I ask my clients to journal with me every day. Of all the things I ask of them as part of my coaching process, this is one of the biggest hurdles for some reason. Every once in a while, I get push back. “Why is journaling critical to this process?” they ask.
The benefits of journaling are countless. It is well documented that people who journal every day experience better mental health, heightened productivity, lower stress, increased clarity and a greater sense of peace. Indeed, it’s hard for some people to appreciate how valuable these benefits are because they are intangible and difficult to measure. It’s also challenging for some people to journal if they’ve never done it before.
And while personal journaling is an extremely beneficial practice, journaling in tandem with an executive coach multiplies the benefit 10-fold to deliver powerful, high impact coaching.
Here are four reasons why:
1. Journaling Tracks Progress
Many types of coaching revolve around open conversation. Conversation has an important place in coaching, of course, and it is definitely an integral part of my coaching process, too. But centerpiece of my coaching is journaling. And while other coaches might encourage journaling, I take it to another level entirely.
I have a dedicated in-house platform called JournalEngine™, where the journaling takes place and where the content is shared with a client’s coach. Clients are encouraged to journal on a daily basis, and coaches engage with them regularly through the platform by offering comments questions, and other useful feedback.
Because clients express so much of their thoughts, experiences and emotions through journaling, this becomes an excellent means for them to track their progress over time. This is an invaluable way for clients to see how much their thinking has evolved during the duration of their coaching. For results-oriented executives, this is a great resource.
2. Journaling Builds Trust
When a client journals daily with their coach, a relationship between the two develops that is unlike any other. This high-level, high-intensity process is designed to build connection and intimacy between coach and client in order to drive and accelerate results.
Journaling with a coach is an important exercise in building a strong client-coach relationship. The exchange helps the coach develop a deep understanding of their client quickly. Even more importantly, it helps the client develop trust in their coach. Trust is built through frequency of contact, depth of conversation and the reliability and consistency of the coach’s communications with their client.
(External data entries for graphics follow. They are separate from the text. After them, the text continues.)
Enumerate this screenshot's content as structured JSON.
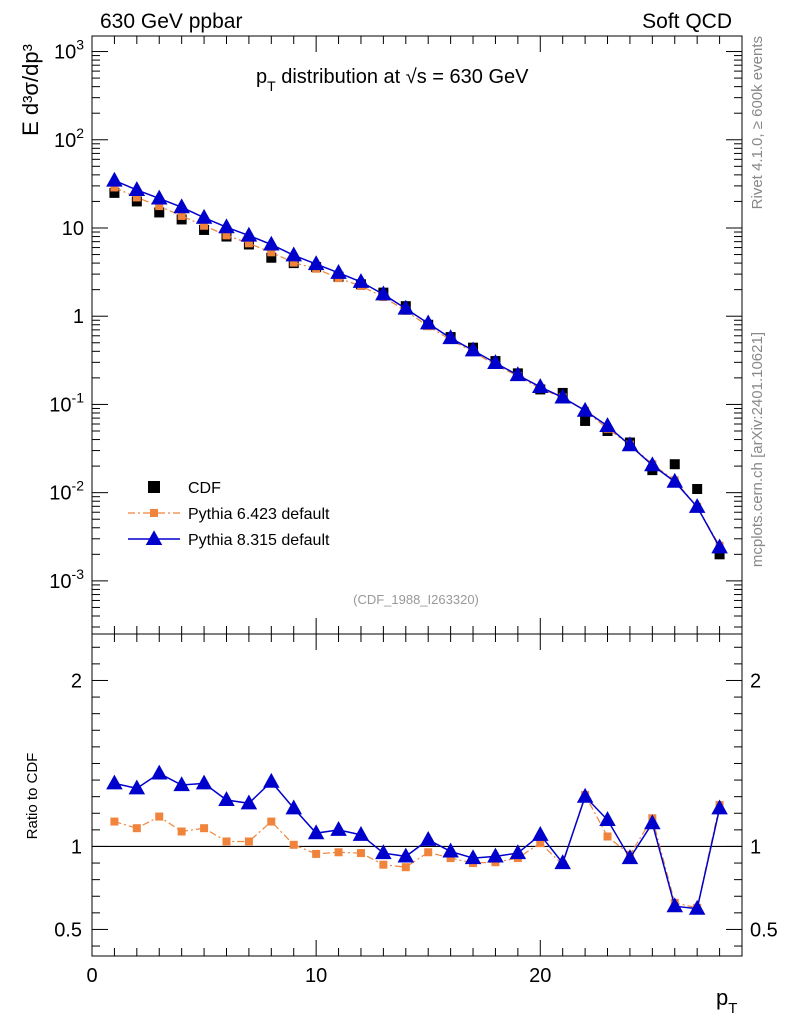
{
  "header": {
    "left": "630 GeV ppbar",
    "right": "Soft QCD"
  },
  "side_labels": {
    "rivet": "Rivet 4.1.0, ≥ 600k events",
    "mcplots": "mcplots.cern.ch [arXiv:2401.10621]"
  },
  "chart_data": [
    {
      "type": "scatter",
      "panel": "main",
      "title": "p_T distribution at √s = 630 GeV",
      "ylabel": "E d³σ/dp³",
      "yscale": "log",
      "xlim": [
        0,
        29
      ],
      "ylim": [
        0.00025,
        1500
      ],
      "ytick_labels": [
        "10^-3",
        "10^-2",
        "10^-1",
        "1",
        "10",
        "10^2",
        "10^3"
      ],
      "analysis_label": "(CDF_1988_I263320)",
      "legend_position": "bottom-left",
      "x": [
        1,
        2,
        3,
        4,
        5,
        6,
        7,
        8,
        9,
        10,
        11,
        12,
        13,
        14,
        15,
        16,
        17,
        18,
        19,
        20,
        21,
        22,
        23,
        24,
        25,
        26,
        27,
        28
      ],
      "series": [
        {
          "name": "CDF",
          "color": "#000000",
          "marker": "square",
          "values": [
            25,
            20,
            15,
            12.5,
            9.5,
            8,
            6.5,
            4.6,
            4.0,
            3.6,
            2.8,
            2.3,
            1.85,
            1.3,
            0.8,
            0.58,
            0.44,
            0.31,
            0.225,
            0.148,
            0.135,
            0.065,
            0.05,
            0.037,
            0.018,
            0.021,
            0.011,
            0.002
          ]
        },
        {
          "name": "Pythia 6.423 default",
          "color": "#f0843c",
          "marker": "square",
          "values": [
            28.8,
            22.2,
            17.7,
            13.7,
            10.6,
            8.25,
            6.7,
            5.3,
            4.05,
            3.45,
            2.7,
            2.2,
            1.65,
            1.15,
            0.77,
            0.54,
            0.395,
            0.28,
            0.21,
            0.151,
            0.12,
            0.085,
            0.053,
            0.035,
            0.021,
            0.0138,
            0.0069,
            0.0025
          ]
        },
        {
          "name": "Pythia 8.315 default",
          "color": "#0000cc",
          "marker": "triangle",
          "values": [
            34.5,
            27,
            21.6,
            17.2,
            13.1,
            10.2,
            8.2,
            6.5,
            4.9,
            3.9,
            3.1,
            2.45,
            1.77,
            1.22,
            0.83,
            0.565,
            0.41,
            0.295,
            0.215,
            0.158,
            0.12,
            0.085,
            0.057,
            0.0345,
            0.0205,
            0.0133,
            0.0069,
            0.0024
          ]
        }
      ]
    },
    {
      "type": "scatter",
      "panel": "ratio",
      "ylabel": "Ratio to CDF",
      "xlabel": "p_T",
      "xlim": [
        0,
        29
      ],
      "ylim": [
        0.34,
        2.28
      ],
      "xtick_labels": [
        "0",
        "10",
        "20"
      ],
      "ytick_labels": [
        "0.5",
        "1",
        "2"
      ],
      "reference_line": 1,
      "x": [
        1,
        2,
        3,
        4,
        5,
        6,
        7,
        8,
        9,
        10,
        11,
        12,
        13,
        14,
        15,
        16,
        17,
        18,
        19,
        20,
        21,
        22,
        23,
        24,
        25,
        26,
        27,
        28
      ],
      "series": [
        {
          "name": "Pythia 6.423 default",
          "color": "#f0843c",
          "marker": "square",
          "values": [
            1.15,
            1.11,
            1.18,
            1.09,
            1.11,
            1.03,
            1.03,
            1.15,
            1.01,
            0.955,
            0.965,
            0.96,
            0.89,
            0.875,
            0.965,
            0.93,
            0.9,
            0.905,
            0.93,
            1.02,
            0.89,
            1.31,
            1.06,
            0.95,
            1.17,
            0.66,
            0.63,
            1.25
          ]
        },
        {
          "name": "Pythia 8.315 default",
          "color": "#0000cc",
          "marker": "triangle",
          "values": [
            1.38,
            1.35,
            1.44,
            1.37,
            1.38,
            1.28,
            1.26,
            1.39,
            1.23,
            1.08,
            1.1,
            1.07,
            0.96,
            0.94,
            1.04,
            0.97,
            0.93,
            0.94,
            0.96,
            1.07,
            0.9,
            1.3,
            1.16,
            0.93,
            1.14,
            0.64,
            0.625,
            1.23
          ]
        }
      ]
    }
  ]
}
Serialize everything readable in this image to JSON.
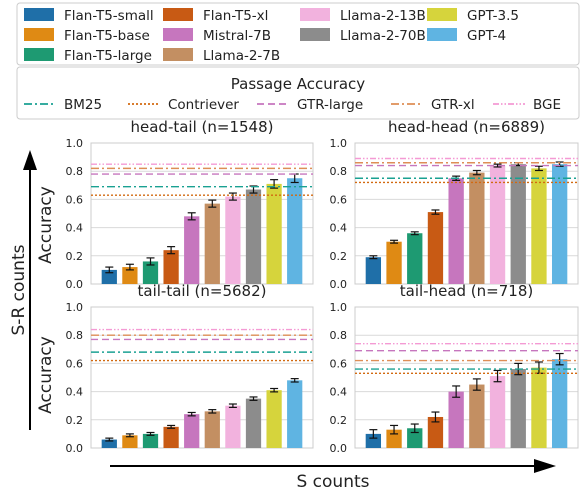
{
  "model_legend": {
    "entries": [
      {
        "name": "Flan-T5-small",
        "color": "#1f6fa8"
      },
      {
        "name": "Flan-T5-xl",
        "color": "#c85a14"
      },
      {
        "name": "Llama-2-13B",
        "color": "#f2b2de"
      },
      {
        "name": "GPT-3.5",
        "color": "#d6d43c"
      },
      {
        "name": "Flan-T5-base",
        "color": "#df8a14"
      },
      {
        "name": "Mistral-7B",
        "color": "#c676be"
      },
      {
        "name": "Llama-2-70B",
        "color": "#8c8c8c"
      },
      {
        "name": "GPT-4",
        "color": "#5fb4e2"
      },
      {
        "name": "Flan-T5-large",
        "color": "#1e9a72"
      },
      {
        "name": "Llama-2-7B",
        "color": "#c38f62"
      }
    ]
  },
  "passage_legend": {
    "title": "Passage Accuracy",
    "entries": [
      {
        "name": "BM25",
        "color": "#1aa192",
        "style": "dashdot"
      },
      {
        "name": "Contriever",
        "color": "#d26a10",
        "style": "dotted"
      },
      {
        "name": "GTR-large",
        "color": "#c676be",
        "style": "dashed"
      },
      {
        "name": "GTR-xl",
        "color": "#de8e56",
        "style": "dashdot"
      },
      {
        "name": "BGE",
        "color": "#f49ad4",
        "style": "dashdotdot"
      }
    ]
  },
  "axes": {
    "y_label": "Accuracy",
    "s_r_label": "S-R counts",
    "s_label": "S counts"
  },
  "chart_data": [
    {
      "type": "bar",
      "title": "head-tail (n=1548)",
      "ylabel": "Accuracy",
      "ylim": [
        0,
        1.0
      ],
      "yticks": [
        "0.0",
        "0.2",
        "0.4",
        "0.6",
        "0.8",
        "1.0"
      ],
      "categories": [
        "Flan-T5-small",
        "Flan-T5-base",
        "Flan-T5-large",
        "Flan-T5-xl",
        "Mistral-7B",
        "Llama-2-7B",
        "Llama-2-13B",
        "Llama-2-70B",
        "GPT-3.5",
        "GPT-4"
      ],
      "values": [
        0.1,
        0.12,
        0.16,
        0.24,
        0.48,
        0.57,
        0.62,
        0.67,
        0.71,
        0.75
      ],
      "errors": [
        0.02,
        0.02,
        0.025,
        0.025,
        0.025,
        0.025,
        0.025,
        0.025,
        0.03,
        0.03
      ],
      "passage_accuracy": {
        "BM25": 0.69,
        "Contriever": 0.63,
        "GTR-large": 0.78,
        "GTR-xl": 0.82,
        "BGE": 0.85
      }
    },
    {
      "type": "bar",
      "title": "head-head (n=6889)",
      "ylabel": "",
      "ylim": [
        0,
        1.0
      ],
      "yticks": [
        "0.0",
        "0.2",
        "0.4",
        "0.6",
        "0.8",
        "1.0"
      ],
      "categories": [
        "Flan-T5-small",
        "Flan-T5-base",
        "Flan-T5-large",
        "Flan-T5-xl",
        "Mistral-7B",
        "Llama-2-7B",
        "Llama-2-13B",
        "Llama-2-70B",
        "GPT-3.5",
        "GPT-4"
      ],
      "values": [
        0.19,
        0.3,
        0.36,
        0.51,
        0.75,
        0.79,
        0.84,
        0.85,
        0.82,
        0.85
      ],
      "errors": [
        0.01,
        0.01,
        0.01,
        0.015,
        0.015,
        0.015,
        0.01,
        0.01,
        0.015,
        0.015
      ],
      "passage_accuracy": {
        "BM25": 0.75,
        "Contriever": 0.72,
        "GTR-large": 0.84,
        "GTR-xl": 0.86,
        "BGE": 0.89
      }
    },
    {
      "type": "bar",
      "title": "tail-tail (n=5682)",
      "ylabel": "Accuracy",
      "ylim": [
        0,
        1.0
      ],
      "yticks": [
        "0.0",
        "0.2",
        "0.4",
        "0.6",
        "0.8",
        "1.0"
      ],
      "categories": [
        "Flan-T5-small",
        "Flan-T5-base",
        "Flan-T5-large",
        "Flan-T5-xl",
        "Mistral-7B",
        "Llama-2-7B",
        "Llama-2-13B",
        "Llama-2-70B",
        "GPT-3.5",
        "GPT-4"
      ],
      "values": [
        0.06,
        0.09,
        0.1,
        0.15,
        0.24,
        0.26,
        0.3,
        0.35,
        0.41,
        0.48
      ],
      "errors": [
        0.01,
        0.01,
        0.01,
        0.01,
        0.012,
        0.012,
        0.012,
        0.012,
        0.012,
        0.012
      ],
      "passage_accuracy": {
        "BM25": 0.68,
        "Contriever": 0.62,
        "GTR-large": 0.77,
        "GTR-xl": 0.8,
        "BGE": 0.84
      }
    },
    {
      "type": "bar",
      "title": "tail-head (n=718)",
      "ylabel": "",
      "ylim": [
        0,
        1.0
      ],
      "yticks": [
        "0.0",
        "0.2",
        "0.4",
        "0.6",
        "0.8",
        "1.0"
      ],
      "categories": [
        "Flan-T5-small",
        "Flan-T5-base",
        "Flan-T5-large",
        "Flan-T5-xl",
        "Mistral-7B",
        "Llama-2-7B",
        "Llama-2-13B",
        "Llama-2-70B",
        "GPT-3.5",
        "GPT-4"
      ],
      "values": [
        0.1,
        0.13,
        0.14,
        0.22,
        0.4,
        0.45,
        0.51,
        0.56,
        0.57,
        0.63
      ],
      "errors": [
        0.03,
        0.03,
        0.03,
        0.035,
        0.04,
        0.04,
        0.04,
        0.04,
        0.04,
        0.04
      ],
      "passage_accuracy": {
        "BM25": 0.56,
        "Contriever": 0.53,
        "GTR-large": 0.69,
        "GTR-xl": 0.62,
        "BGE": 0.74
      }
    }
  ]
}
Why is trust crucial? Because clients who don’t trust their coaches resist change and won’t enjoy the benefits of coaching. After all, who in their right mind would want to embark on a challenging journey with someone they don’t trust?
3. Journaling Gives Insight
The data and information that a coach collects from a client’s journal provides unparalleled insight about that client. This information is critical to coaches in their efforts to help move their clients forward; it allows coaches to connect the dots between life events, identify patterns of behavior and uncover limiting beliefs.
Why is this important? Because thoughts precede action. First we think and then we do. If we accept that our thoughts (even unconscious thoughts) trigger our actions, then we can understand that learning to manage our thoughts is fundamental to altering our behavior in ways that can enhance job performance, spur pursuit of new goals, transform our relationships and even ignite newfound happiness.
More than any other coaching method, journaling enables coaches to get inside your head and understand what makes you tick. And the feedback they can offer through shared journaling allows them to provide just-in-time coaching that yields immediate and powerful results.
4. Journaling Creates Self-Awareness
Of all the reasons listed here, this one is the most important because, with dedicated journaling, magic happens. It illuminates pre-existing beliefs and patterns of thought in a way that makes you much more self-aware. It helps to highlight your values and goals. It also identifies instances when you may be assigning blame to others instead of taking responsibility for your results.
Journaling is similar to meditation in that it forces us to slow our thoughts. We think faster than we can write, so when we are writing, we are literally creating space in our brains between each word. Space creates calm. Space creates clarity. Space also provides the opportunity to think in ways that help us solve problems and move toward a goal or desire.
Journaling is especially effective in response to prompts. For example:
What is it that you really, really want?
After asking this question to hundreds of highly driven clients, I’ve noticed that many people find this question really, really hard to answer! It’s hard because most people either don’t take the time to think about what they really, really want, or they won’t allow themselves to think about it because, in their mind, it’s unattainable. That’s a big mental block for people. They shut down a question about their desires before ever entertaining the idea if they figure they can never have what they want.
The power of writing is that it unlocks you. Expressing your thoughts in written form forces you to get outside of your own head and think about how your words might be interpreted by someone else. The more you are prompted to clarify your thoughts by your coach, the more your thinking transforms. The more you are able to see how your thinking impacts your outcomes, the more deliberate you will become with your thinking.
This has the effect of making you much clearer about who you are, what you want and how you can pursue your goals.